Kleppmann argues that AI will make formal verification go mainstream. Proof checkers provide deterministic feedback: a wrong proof is simply rejected, which means hallucination is irrelevant. Meanwhile, AI-generated code creates new demand for machine-checkable correctness. Kleppmann coins "vericoding" for the practice of having AI produce both code and its correctness proof. The bottleneck shifts to writing the specification. If you have written Z3 constraints this quarter, you have practiced exactly the skill Kleppmann says will matter most.

Option B: Thomas 2026, AI Coding's Hidden Verification Premium

Thomas reports that experienced developers using AI coding tools believed they were 20% faster. The METR randomized trial showed a 19% net slowdown. The gap between perceived and actual productivity is the heart of his argument: AI-generated code looks right, passes tests, and accumulates technical debt that only experienced engineers can detect. His conclusion: AI generates code faster than anyone can verify it, and the developers who can tell good code from bad are worth more than ever.

Option C: de Moura 2026, Who Watches the Provers?

The creator of Z3 explains, in public, that Z3 has no independent checking mechanism and still produces incorrect results. His response is architectural: separate proof search (untrusted, arbitrarily complex) from proof checking (trusted, under 5,000 lines of code), then build multiple independent checkers. When AI found seven kernel bugs in Rocq, Lean's architecture survived because an exploit that works against one kernel fails against the others. If you have used Z3 this quarter and trusted its output, de Moura forces a question: what are you actually trusting, and is the architecture built to deserve that trust?

Enrichment

These are optional readings that extend the futures presented by the three options above. You do not need to read any of them, but if one of the options left you wanting more, start here.

de Moura 2026, When AI Writes the World's Software, Who Verifies It?

De Moura's longer essay is the full vision behind Kleppmann's prediction and the "Who Watches the Provers?" kernel-trust argument. His case: mathematical proof, not testing, is the right response to AI-generated code, because proofs cover all inputs by construction and cannot be gamed by an adversarial system. He reports that a general-purpose AI converted zlib to Lean with a machine-checked proof, and includes a pointed critique of push-button SMT solvers as poor feedback systems for AI. If you read Kleppmann or de Moura's shorter post and wanted the detailed case, this is it.

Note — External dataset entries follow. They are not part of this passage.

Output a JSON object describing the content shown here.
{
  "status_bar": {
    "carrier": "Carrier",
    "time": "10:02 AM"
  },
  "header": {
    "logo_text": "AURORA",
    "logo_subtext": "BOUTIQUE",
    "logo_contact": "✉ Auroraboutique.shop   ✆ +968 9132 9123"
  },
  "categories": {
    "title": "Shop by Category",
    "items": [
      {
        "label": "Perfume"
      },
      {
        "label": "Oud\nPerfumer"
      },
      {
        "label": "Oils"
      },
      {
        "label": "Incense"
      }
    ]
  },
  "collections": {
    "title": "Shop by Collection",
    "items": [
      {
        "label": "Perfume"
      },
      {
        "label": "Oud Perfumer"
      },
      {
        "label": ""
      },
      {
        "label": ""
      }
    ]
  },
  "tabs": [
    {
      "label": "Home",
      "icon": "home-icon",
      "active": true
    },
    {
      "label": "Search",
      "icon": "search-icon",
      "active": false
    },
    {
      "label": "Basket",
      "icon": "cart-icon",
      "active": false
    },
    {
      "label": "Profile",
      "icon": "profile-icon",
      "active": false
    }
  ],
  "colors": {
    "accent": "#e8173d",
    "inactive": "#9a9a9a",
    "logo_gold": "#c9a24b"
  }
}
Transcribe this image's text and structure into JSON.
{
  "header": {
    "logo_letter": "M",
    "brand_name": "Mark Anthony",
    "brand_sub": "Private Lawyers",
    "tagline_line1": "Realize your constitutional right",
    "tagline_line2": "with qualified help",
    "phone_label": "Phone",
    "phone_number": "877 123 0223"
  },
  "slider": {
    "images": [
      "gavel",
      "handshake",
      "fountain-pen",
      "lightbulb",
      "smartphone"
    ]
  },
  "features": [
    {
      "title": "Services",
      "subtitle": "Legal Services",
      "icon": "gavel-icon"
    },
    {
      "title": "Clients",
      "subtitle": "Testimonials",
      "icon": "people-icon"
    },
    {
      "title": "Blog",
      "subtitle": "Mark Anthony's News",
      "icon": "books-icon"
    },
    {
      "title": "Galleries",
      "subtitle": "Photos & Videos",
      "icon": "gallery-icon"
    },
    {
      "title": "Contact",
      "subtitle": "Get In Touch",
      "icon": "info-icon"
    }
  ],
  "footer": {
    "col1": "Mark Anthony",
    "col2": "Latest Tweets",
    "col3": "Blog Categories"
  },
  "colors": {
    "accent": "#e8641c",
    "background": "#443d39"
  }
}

Brugger et al. 2025, Toward Practical Deductive Verification: Insights from a Qualitative Survey

Thirty practitioners of deductive verification, interviewed about what works and what does not. The barriers are specific: specification engineering is sometimes harder than proof, SMT automation removes user control, and proofs break when code changes. The only enrichment on this page that engages with the future of formal methods independent of AI. If the required options felt too focused on one technology trend, Brugger provides the broader view.

Murray 2026, Formal Verification in the Age of AI

Murray's "formal verification triangle" says classical verification tools could achieve automation, scalability, or precision, but only two at a time. He argues AI dissolves this tradeoff by handling reasoning tasks that decision procedures never could: inventing lemmas, repairing proofs, decomposing problems. Short and accessible. If you want a framework for understanding why AI might change the verification landscape and what the new architecture looks like, start here.

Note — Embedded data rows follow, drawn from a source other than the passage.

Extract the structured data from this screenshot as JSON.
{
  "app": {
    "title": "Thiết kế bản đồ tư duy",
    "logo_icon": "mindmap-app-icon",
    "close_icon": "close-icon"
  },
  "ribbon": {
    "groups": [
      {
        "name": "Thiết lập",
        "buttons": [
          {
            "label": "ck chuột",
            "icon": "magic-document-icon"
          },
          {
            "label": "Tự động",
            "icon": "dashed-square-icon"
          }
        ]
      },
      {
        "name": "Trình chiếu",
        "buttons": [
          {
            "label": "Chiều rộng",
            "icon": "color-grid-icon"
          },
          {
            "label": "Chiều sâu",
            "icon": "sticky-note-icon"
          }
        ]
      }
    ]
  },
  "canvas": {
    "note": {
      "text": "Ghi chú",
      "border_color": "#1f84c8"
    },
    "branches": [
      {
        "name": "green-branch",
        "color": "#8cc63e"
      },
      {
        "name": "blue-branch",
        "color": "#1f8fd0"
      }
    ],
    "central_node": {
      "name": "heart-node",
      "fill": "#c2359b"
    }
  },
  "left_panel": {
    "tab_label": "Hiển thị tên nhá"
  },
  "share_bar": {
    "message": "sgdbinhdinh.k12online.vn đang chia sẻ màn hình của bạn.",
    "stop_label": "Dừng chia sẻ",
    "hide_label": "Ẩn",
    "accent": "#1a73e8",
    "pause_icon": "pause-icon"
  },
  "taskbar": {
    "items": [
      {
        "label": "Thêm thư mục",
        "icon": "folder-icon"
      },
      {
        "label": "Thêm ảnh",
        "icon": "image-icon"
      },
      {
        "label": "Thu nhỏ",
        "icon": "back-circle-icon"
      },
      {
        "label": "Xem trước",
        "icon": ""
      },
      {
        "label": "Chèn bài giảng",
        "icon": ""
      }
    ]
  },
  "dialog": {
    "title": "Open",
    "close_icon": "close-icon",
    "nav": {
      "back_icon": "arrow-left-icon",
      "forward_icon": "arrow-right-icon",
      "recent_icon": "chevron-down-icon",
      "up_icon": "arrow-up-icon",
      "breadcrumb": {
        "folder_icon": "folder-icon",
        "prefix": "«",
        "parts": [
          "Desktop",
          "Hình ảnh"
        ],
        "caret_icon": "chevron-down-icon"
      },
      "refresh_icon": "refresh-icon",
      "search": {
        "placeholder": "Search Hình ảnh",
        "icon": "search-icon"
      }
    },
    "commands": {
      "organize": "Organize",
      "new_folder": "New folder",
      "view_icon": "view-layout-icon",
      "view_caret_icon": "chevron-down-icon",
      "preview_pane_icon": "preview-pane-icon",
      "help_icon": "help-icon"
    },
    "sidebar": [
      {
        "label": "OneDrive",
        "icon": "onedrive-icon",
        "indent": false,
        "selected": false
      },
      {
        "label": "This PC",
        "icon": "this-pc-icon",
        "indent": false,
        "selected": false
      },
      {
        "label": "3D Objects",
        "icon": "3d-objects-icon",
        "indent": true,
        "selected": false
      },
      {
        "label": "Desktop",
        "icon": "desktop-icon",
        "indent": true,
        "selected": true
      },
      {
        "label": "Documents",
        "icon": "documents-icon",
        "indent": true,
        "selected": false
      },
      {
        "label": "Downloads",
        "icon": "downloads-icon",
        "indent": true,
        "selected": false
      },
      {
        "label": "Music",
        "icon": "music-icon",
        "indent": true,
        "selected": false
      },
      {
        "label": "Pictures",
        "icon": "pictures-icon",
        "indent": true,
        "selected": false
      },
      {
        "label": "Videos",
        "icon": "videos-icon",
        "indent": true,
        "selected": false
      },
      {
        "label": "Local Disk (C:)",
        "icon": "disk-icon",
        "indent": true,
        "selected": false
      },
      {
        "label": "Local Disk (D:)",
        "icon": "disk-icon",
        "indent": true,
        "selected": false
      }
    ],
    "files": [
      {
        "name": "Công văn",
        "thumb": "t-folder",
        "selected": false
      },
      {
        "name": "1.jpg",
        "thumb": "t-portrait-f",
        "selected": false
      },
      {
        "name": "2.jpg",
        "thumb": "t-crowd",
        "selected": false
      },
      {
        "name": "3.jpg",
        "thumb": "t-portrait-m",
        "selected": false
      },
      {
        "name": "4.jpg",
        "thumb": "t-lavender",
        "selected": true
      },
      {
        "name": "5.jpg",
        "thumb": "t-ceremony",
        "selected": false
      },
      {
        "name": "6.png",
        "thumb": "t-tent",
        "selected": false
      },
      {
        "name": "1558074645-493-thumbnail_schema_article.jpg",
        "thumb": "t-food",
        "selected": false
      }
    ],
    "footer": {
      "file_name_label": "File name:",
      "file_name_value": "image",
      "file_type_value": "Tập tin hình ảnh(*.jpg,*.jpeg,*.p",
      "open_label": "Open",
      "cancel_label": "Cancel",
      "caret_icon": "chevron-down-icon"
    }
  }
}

Buzzard 2025, Formal or Not Formal: That Is the Question in AI for Theorem Proving

Buzzard has spent years teaching Lean what elliptic curves are. He identifies a prior problem for the AI-and-verification optimists: the formal systems do not know enough mathematics to state most modern research theorems. Worse, unlike proofs, definitions cannot be machine-checked for correctness. A mangled axiom compiles fine. If you read de Moura and want a specific challenge to the optimistic vision from inside the Lean community, Buzzard provides it.


See Reading Reflections for submission format and grading.